The Lord of hosts has purposed it, to defile the pompous pride of all glory, to dishonor all the honored of the earth. Cross over your land like the Nile, O daughter of Tarshish; there is no restraint anymore. He has stretched out his hand over the sea; he has shaken the kingdoms; the Lord has given command concerning Canaan to destroy its strongholds. And he said: “You will no more exult, O oppressed virgin daughter of Sidon; arise, cross over to Cyprus, even there you will have no rest.” Behold the land of the Chaldeans! This is the people that was not; Assyria destined it for wild beasts. They erected their siege towers, they stripped her palaces bare, they made her a ruin. Wail, O ships of Tarshish, for your stronghold is laid waste.

Isaiah 23:9-14


God explains why he judged Tyre and Sidon. They were very powerful and God chose to remove their power. Tarshish had a new found freedom and could now move about their countryside without fear of those who had ruled over them. The refugees are pictured as having nowhere to go. The warning is about the Assyrians and their military actions in the area that impacted Tyre and Sidon. The actions of the Assyrians, then Nebuchadnezzar, then Artaxerxes resulted in periodic attacks on this region from about 745 BC until 333 BC.

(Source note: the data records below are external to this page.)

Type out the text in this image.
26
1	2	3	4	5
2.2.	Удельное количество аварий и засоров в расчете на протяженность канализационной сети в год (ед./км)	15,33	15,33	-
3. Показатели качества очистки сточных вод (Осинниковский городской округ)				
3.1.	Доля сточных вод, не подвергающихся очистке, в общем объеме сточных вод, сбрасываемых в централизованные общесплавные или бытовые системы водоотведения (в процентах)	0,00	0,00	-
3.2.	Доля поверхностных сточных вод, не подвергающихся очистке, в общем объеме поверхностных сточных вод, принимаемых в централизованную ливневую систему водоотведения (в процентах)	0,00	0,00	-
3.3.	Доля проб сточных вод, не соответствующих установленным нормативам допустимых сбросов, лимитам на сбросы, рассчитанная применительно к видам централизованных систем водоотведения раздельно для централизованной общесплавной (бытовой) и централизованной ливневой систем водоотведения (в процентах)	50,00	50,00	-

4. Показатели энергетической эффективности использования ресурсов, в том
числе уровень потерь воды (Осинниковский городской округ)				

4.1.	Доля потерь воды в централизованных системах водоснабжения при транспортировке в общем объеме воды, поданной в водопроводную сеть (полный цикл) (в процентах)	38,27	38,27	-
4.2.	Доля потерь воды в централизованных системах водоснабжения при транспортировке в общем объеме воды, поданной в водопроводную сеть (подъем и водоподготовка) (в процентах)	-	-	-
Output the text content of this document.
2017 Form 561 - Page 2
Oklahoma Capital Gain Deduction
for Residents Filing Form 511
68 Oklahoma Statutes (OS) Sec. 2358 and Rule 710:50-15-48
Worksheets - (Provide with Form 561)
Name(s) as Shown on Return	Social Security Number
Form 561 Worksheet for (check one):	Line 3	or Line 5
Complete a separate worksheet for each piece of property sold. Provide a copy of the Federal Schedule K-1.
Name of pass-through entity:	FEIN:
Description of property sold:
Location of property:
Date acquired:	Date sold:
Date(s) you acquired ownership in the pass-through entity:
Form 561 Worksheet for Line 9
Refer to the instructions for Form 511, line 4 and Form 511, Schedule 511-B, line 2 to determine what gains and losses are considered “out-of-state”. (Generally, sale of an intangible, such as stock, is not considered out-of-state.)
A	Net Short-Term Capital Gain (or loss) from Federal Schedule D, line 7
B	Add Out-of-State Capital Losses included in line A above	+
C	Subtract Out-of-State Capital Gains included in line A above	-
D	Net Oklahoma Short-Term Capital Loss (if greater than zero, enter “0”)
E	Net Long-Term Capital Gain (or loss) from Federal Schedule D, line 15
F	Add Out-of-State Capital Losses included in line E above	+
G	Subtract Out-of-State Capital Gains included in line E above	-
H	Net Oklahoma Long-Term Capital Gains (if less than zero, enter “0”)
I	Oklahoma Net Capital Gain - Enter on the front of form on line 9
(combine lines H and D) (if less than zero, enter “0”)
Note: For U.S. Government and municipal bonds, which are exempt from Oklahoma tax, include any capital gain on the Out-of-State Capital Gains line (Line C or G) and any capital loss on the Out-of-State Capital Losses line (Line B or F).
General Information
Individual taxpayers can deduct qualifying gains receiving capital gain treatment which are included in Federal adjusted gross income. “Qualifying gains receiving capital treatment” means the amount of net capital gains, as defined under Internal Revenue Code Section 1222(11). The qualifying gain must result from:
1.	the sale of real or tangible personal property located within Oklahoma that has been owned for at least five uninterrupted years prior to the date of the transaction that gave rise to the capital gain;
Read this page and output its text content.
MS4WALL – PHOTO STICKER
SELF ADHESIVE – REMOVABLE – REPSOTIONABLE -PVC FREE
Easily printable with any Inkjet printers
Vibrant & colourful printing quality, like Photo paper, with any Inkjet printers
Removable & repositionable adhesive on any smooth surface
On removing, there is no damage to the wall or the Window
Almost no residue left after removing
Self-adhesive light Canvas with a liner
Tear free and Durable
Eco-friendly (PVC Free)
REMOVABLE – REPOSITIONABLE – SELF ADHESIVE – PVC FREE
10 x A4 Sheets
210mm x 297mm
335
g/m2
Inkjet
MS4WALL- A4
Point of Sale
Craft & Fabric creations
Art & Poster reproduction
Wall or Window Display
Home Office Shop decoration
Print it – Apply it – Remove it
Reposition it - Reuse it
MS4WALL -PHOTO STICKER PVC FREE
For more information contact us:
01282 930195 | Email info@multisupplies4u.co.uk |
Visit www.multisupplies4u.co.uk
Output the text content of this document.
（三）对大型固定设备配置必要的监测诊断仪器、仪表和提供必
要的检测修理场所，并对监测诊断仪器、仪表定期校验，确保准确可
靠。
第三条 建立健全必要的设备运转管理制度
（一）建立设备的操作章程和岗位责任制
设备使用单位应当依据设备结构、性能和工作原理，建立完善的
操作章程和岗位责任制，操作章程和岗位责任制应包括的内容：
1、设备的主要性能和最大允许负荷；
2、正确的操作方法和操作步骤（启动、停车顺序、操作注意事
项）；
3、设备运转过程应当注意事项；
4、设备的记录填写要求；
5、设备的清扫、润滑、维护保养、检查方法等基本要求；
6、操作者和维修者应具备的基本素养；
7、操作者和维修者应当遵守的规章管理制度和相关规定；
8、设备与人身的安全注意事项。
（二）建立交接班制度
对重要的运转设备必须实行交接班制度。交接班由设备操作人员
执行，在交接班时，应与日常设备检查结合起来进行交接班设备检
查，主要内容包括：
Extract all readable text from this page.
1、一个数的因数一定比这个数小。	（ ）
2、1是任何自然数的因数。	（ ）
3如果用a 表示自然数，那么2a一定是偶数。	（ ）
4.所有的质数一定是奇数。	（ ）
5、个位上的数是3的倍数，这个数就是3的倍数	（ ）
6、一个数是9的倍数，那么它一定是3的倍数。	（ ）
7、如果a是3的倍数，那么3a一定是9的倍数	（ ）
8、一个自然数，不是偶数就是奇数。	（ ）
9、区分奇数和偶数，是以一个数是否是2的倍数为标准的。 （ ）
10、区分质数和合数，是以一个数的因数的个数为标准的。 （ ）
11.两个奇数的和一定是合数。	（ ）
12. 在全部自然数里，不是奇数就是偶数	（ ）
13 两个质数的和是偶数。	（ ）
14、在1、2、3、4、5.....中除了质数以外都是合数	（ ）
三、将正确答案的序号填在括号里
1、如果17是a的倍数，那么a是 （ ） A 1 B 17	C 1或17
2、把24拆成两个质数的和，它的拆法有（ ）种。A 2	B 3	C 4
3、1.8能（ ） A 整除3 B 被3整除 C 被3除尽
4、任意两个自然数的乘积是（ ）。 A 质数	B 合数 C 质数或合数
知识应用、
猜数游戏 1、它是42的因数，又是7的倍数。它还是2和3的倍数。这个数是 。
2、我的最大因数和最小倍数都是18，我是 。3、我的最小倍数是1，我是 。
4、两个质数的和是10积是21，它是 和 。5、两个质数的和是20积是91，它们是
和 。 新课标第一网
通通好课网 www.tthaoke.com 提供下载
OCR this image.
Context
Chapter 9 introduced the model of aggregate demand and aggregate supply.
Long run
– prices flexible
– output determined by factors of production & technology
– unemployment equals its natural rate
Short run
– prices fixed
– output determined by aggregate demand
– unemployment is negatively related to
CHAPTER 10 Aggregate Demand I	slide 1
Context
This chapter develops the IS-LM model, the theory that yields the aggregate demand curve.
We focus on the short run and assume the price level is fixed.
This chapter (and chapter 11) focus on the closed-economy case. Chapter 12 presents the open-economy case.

They lost joy, peace, tenure on the land, and eventually all security. Babylon the nation (Chaldeans) is used as an example of the Assyrian destruction to come for Tyre and Sidon. Tarshish is reminded that commerce is over although they can do as they please back home in Spain.


In that day Tyre will be forgotten for seventy years, like the days of one king. At the end of seventy years, it will happen to Tyre as in the song of the prostitute: “Take a harp; go about the city, O forgotten prostitute! Make sweet melody; sing many songs, that you may be remembered.” At the end of seventy years, the Lord will visit Tyre, and she will return to her wages and will prostitute herself with all the kingdoms of the world on the face of the earth. Her merchandise and her wages will be holy to the Lord. It will not be stored or hoarded, but her merchandise will supply abundant food and fine clothing for those who dwell before the Lord.

Isaiah 23:15-18


This postscript applies to the time between Sennacherib's campaigns about 701 BC and 630 BC when the regained power and the Assyrians faded. Tyre has a “What Happens in Vegas Stays in Vegas” type advertising campaign to remind everyone how good it was when it was good and the city begins again to have commerce. In fact, the city is redeemed by God and used to generously provide material for rebuilding the Temple when the exile is over. This is a picture of you guys sitting in class. He redeemed you that you may be holy to the Lord. Remember your life is lived before the face of God.